Kroger is building an enduring advantage
Kroger’s efforts to serve tomorrow’s food shoppers requires a new type of supply chain and automation infrastructure, one that is taking shape outside of Orlando.
The network of highly automated grocery fulfillment centers Kroger is building in partnership with U.K. online grocery leader Ocado won’t have an impact on Kroger’s business in 2020, according to CFO Gary Millerchip. However, when he and other top executives met with investors in early November, they shared a strategic vision that ensures Kroger is well-positioned for the next decade to serve shoppers however they choose. It is a vision that will require never-before-seen levels of supply chain efficiency and a highly automated and flexible fulfillment infrastructure to cost-effectively satisfy shoppers’ shifting expectations.
At the core of the company’s approach is the Ocado partnership. A deal announced in May 2018 called for the construction of 20 highly automated grocery fulfillment centers. Eighteen months later, five locations have been identified and two are under construction. Kroger broke ground on the first location in June 2019 in the Cincinnati suburb of Monroe and then it broke ground in July in the far western Orlando suburb of Groveland. Additional locations have been identified in the Dallas and Atlanta markets and the general mid-Atlantic area.
Although the facility near Kroger’s hometown of Cincinnati began construction sooner, the facility near Orlando could come online sooner as it will be less prone to winter weather-related construction delays.
Kroger hasn’t share specific opening date targets other than to identifying 2021 as the year the first of the facilities will open. That’ why CFO Millerchip said they won’t have a material impact on sales next year, beyond that it could be a different story. The reason why has everything to do with the pace of change occurring in food retailing. Shopper have embraced the click and collect model far more rapidly that retailers imagined which is why retailers such as Kroger and Walmart have expanded the service at a breakneck pace. With shopper receptiveness to digital innovation limited mainly by retailers’ imagination, Kroger’s new facilities will be coming online about the time expectations for speed, accuracy, assortment and freshness are hitting new highs.
Kroger’s new facilities are designed to deliver on all those fronts in a way that can’t be matched by the retailers current physical store network which are being used for a purpose (fulfilling digital orders) for which they were never intended.
The new customer fulfillment centers (CFCs) will also give Kroger a way to serve shoppers in markets where it doesn’t operate retail stores. That is the case with Groveland, FL., facility where it appears rapid progress is being made on a 336,000-sq.-ft facility that gives Kroger the ability initially to serve the central part of the state. Other than its new CFC, Kroger has no physical presence in Florida.
Once the shell of the building is complete the hard work begins. Costing upward of $50 million apiece, the CFCs will be filled with a thousand robotic order pickers, elaborate racking and storage systems and various climate zones.
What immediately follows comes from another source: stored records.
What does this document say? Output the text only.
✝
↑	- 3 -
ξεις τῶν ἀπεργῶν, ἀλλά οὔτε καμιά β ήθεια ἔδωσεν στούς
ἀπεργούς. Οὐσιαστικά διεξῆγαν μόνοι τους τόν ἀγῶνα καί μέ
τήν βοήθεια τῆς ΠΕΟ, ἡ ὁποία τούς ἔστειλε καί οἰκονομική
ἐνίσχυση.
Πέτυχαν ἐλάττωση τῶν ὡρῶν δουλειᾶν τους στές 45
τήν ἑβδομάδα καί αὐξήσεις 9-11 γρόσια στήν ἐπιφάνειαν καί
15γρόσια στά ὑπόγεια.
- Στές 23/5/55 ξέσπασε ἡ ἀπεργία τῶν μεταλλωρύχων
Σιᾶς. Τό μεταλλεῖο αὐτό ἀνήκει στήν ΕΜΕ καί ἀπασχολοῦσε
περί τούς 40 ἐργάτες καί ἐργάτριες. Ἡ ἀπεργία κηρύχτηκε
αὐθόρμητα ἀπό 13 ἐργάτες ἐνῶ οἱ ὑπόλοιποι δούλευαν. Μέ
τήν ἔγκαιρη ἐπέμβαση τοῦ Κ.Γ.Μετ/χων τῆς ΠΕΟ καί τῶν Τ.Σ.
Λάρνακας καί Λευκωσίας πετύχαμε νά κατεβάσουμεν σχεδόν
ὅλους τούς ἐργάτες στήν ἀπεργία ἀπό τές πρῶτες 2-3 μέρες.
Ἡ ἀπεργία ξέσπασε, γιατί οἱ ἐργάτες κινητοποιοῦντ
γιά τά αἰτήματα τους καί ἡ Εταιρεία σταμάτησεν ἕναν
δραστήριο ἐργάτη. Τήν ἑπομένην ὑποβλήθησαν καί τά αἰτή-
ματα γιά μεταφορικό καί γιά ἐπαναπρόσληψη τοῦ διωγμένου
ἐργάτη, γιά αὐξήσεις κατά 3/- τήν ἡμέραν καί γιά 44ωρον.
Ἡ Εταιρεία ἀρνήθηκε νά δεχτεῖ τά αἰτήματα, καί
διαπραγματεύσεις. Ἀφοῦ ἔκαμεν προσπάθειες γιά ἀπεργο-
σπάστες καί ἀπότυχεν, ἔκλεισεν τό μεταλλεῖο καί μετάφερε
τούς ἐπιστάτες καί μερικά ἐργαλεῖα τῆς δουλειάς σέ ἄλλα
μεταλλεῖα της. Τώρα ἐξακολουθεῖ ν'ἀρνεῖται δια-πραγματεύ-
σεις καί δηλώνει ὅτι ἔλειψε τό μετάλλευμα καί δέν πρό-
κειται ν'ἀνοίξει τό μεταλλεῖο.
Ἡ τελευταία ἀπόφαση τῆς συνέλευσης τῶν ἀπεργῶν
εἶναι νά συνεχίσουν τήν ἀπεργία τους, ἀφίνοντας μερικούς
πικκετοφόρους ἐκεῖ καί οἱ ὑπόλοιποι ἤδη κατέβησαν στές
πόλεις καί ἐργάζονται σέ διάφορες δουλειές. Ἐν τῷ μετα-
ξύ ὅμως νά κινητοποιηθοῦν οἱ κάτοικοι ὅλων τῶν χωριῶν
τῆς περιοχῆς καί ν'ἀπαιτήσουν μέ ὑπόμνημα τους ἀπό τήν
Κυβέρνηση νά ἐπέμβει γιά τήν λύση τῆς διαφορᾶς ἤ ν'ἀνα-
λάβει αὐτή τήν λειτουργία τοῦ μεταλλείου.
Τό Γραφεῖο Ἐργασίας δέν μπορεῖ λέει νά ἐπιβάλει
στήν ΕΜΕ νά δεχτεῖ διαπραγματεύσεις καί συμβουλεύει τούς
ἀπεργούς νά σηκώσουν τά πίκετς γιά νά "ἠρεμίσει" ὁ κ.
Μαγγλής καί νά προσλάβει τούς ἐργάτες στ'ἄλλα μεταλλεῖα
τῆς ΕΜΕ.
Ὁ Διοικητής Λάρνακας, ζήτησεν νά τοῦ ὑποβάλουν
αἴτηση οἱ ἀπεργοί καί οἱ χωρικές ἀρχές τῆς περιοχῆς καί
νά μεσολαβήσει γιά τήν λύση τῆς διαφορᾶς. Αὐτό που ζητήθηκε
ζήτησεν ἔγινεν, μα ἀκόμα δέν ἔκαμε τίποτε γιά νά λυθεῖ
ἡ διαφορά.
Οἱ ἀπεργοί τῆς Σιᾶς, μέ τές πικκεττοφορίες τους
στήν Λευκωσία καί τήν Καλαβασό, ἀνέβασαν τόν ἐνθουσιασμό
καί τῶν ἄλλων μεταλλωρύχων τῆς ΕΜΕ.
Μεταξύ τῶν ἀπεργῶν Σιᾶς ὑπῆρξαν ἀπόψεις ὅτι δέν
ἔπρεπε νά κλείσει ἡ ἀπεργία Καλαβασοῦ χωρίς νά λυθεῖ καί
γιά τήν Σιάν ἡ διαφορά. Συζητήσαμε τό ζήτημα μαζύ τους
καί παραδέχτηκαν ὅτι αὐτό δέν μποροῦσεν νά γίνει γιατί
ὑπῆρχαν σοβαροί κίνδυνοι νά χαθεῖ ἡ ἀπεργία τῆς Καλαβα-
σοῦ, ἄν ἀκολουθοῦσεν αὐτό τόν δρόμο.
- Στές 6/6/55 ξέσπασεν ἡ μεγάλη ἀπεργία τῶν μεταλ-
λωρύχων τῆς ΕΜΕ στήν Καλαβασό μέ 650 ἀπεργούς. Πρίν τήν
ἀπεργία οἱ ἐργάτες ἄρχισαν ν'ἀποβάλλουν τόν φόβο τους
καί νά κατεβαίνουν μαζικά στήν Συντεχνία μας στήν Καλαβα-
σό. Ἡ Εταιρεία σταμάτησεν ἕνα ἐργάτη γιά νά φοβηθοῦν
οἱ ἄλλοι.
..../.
Sophisticated technology ties it all together so the behind-the-scenes magic of the fulfillment process isn’t evident to a shopper placing an order with a few smart phone taps or perhaps talking to Google.
Getting the CFCs right, filled with merchandise and functioning flawlessly is no small feat. However, as Kroger executives noted during the investor conference, Ocado has been at it for 20 years. It’s why Kroger is confident when the CFCs become operational the reliability of the experience provided to the shopper will be a huge differentiator.